Congo, Democratic Republic of

Last Updated 21 August 2019

Populous and extremely rich in natural resources, with about 95% of the population identifying as Christian, about half of which being Catholic, the DRC has been wracked by civil conflict and massive human rights abuses for decades. The Catholic Church predominates as an institution, comparable to the state itself.

Severe Discrimination
No Rating

Constitution and government

The constitution and other laws and policies protect freedom of religion or belief and, in practice, the government generally respects this freedom. However, armed conflict in Congo (formerly Zaire) continues to violate fundamental human rights, especially in Eastern regions where the conflict is on-going.

Conflict and political hegemony

The DRC has been embroiled in a series of conflicts stretching back to 1997 when the massive inflow of refugees from Uganda and Rwanda spurred civil war and toppled the 32 year regime of independence leader Mobutu Sese Seko. The rebellion was led by Laurent Kabila who was then challenged by another internal insurrection backed by Uganda and Rwanda. In 2001, Kabila was assassinated and his son Joseph was made head of state. In 2002 the new president was successful in negotiating the withdrawal of Rwandan soldiers from East DRC with the support of troops from Chad, Angola and Zimbabwe. Two months later he signed the Pretoria Accord to end the fighting and establish a government of national unity.

In 2009 after a re emergence of conflict in eastern DRC, the government signed a peace deal with the Congress for the Defence of the People (CNDP), a primarily ethnic Tutsi rebel force. Efforts to integrate the CNDP into the Congolese military failed, resulting in their defection and the establishment of the armed group the M23, named after the failed March 23 2009 peace deal.

Fighting between the M23 and the DRC government led to major internal displacement and human rights abuses before M23 was pushed into Rwanda and Uganda by a United Nations led offensive in 2013. The DRC continues to struggle with violence committed by other armed militias such as the Democratic Forces for the Liberation of Rwanda, the Allied Democratic Forces and various mai mai groups.

Elections were delayed from October 2016 against the constitution and despite Kabila being barred from a third term in office. Failure to hold elections spurred street protests by opposition activists. Elections eventually took place in December 2018. Officials declared opposition candidate Felix Tshisekedi the winner in early 2019, but Joseph Kabila resisted the results and remained in power.
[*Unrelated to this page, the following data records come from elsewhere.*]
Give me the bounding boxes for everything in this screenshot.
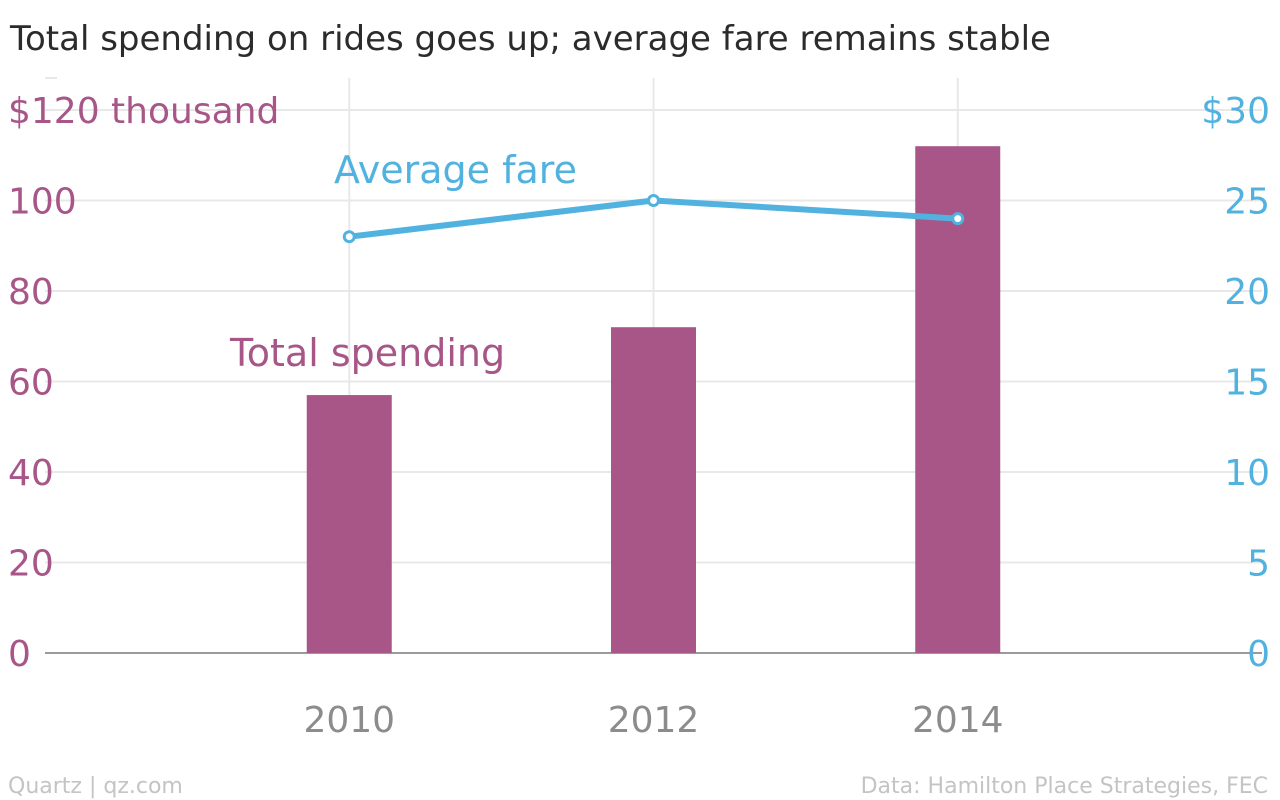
right-tick-label: 10 xyxy=(1224,453,1270,494)
footer-credit: Quartz | qz.com xyxy=(8,774,183,799)
left-tick-label: 60 xyxy=(8,363,54,404)
footer-source: Data: Hamilton Place Strategies, FEC xyxy=(861,774,1268,799)
bars xyxy=(306,146,1001,653)
left-tick-label: $120 thousand xyxy=(8,91,279,132)
bar-2010 xyxy=(306,395,392,653)
x-tick-label: 2012 xyxy=(608,700,700,741)
chart-title: Total spending on rides goes up; average… xyxy=(9,19,1051,59)
left-tick-label: 0 xyxy=(8,634,31,675)
fare-point-2014 xyxy=(951,212,965,226)
left-tick-label: 100 xyxy=(8,182,77,223)
right-tick-label: 25 xyxy=(1224,182,1270,223)
right-tick-label: 15 xyxy=(1224,363,1270,404)
x-tick-label: 2014 xyxy=(912,700,1004,741)
left-tick-label: 20 xyxy=(8,544,54,585)
right-tick-label: 5 xyxy=(1247,544,1270,585)
x-axis: 2010 2012 2014 xyxy=(303,700,1003,741)
right-tick-label: 20 xyxy=(1224,272,1270,313)
series-label-fare: Average fare xyxy=(334,148,577,192)
right-axis: 0 5 10 15 20 25 $30 xyxy=(1201,91,1270,675)
bar-2014 xyxy=(915,146,1001,653)
left-axis: 0 20 40 60 80 100 $120 thousand xyxy=(8,91,279,675)
series-label-spending: Total spending xyxy=(229,331,505,375)
left-tick-label: 40 xyxy=(8,453,54,494)
right-tick-label: $30 xyxy=(1201,91,1270,132)
x-tick-label: 2010 xyxy=(303,700,395,741)
bar-2012 xyxy=(611,327,696,653)
right-tick-label: 0 xyxy=(1247,634,1270,675)
fare-point-2010 xyxy=(342,230,356,244)
fare-line xyxy=(342,194,965,244)
left-tick-label: 80 xyxy=(8,272,54,313)
fare-point-2012 xyxy=(647,194,660,207)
Family, community and society

According to most recent estimates there are 4.1 million internally displaced peoples within the DRC. On top of this, the DRC holds half a million refugees from neighbouring countries such as Burundi, Rwanda, South Sudan and the Central African Republic.

Deeply ingrained conservative cultural norms can stigmatise and silence LGBTI+ people, who may face prosecution under “indecency” laws if they are openly gay.

Freedom of expression, advocacy of humanist values

Freedom of expression and freedom of the press are guaranteed by the constitution. But the media are not well developed in Congo. In recent years there have been multiple reports of security forces threatening, detaining, and assaulting journalists critical of government officials. The government has also banned broadcasters who reported on the on-going armed conflict in Eastern Congo. The government does not monitor or censor online communications or restrict access to the internet, but few people have access.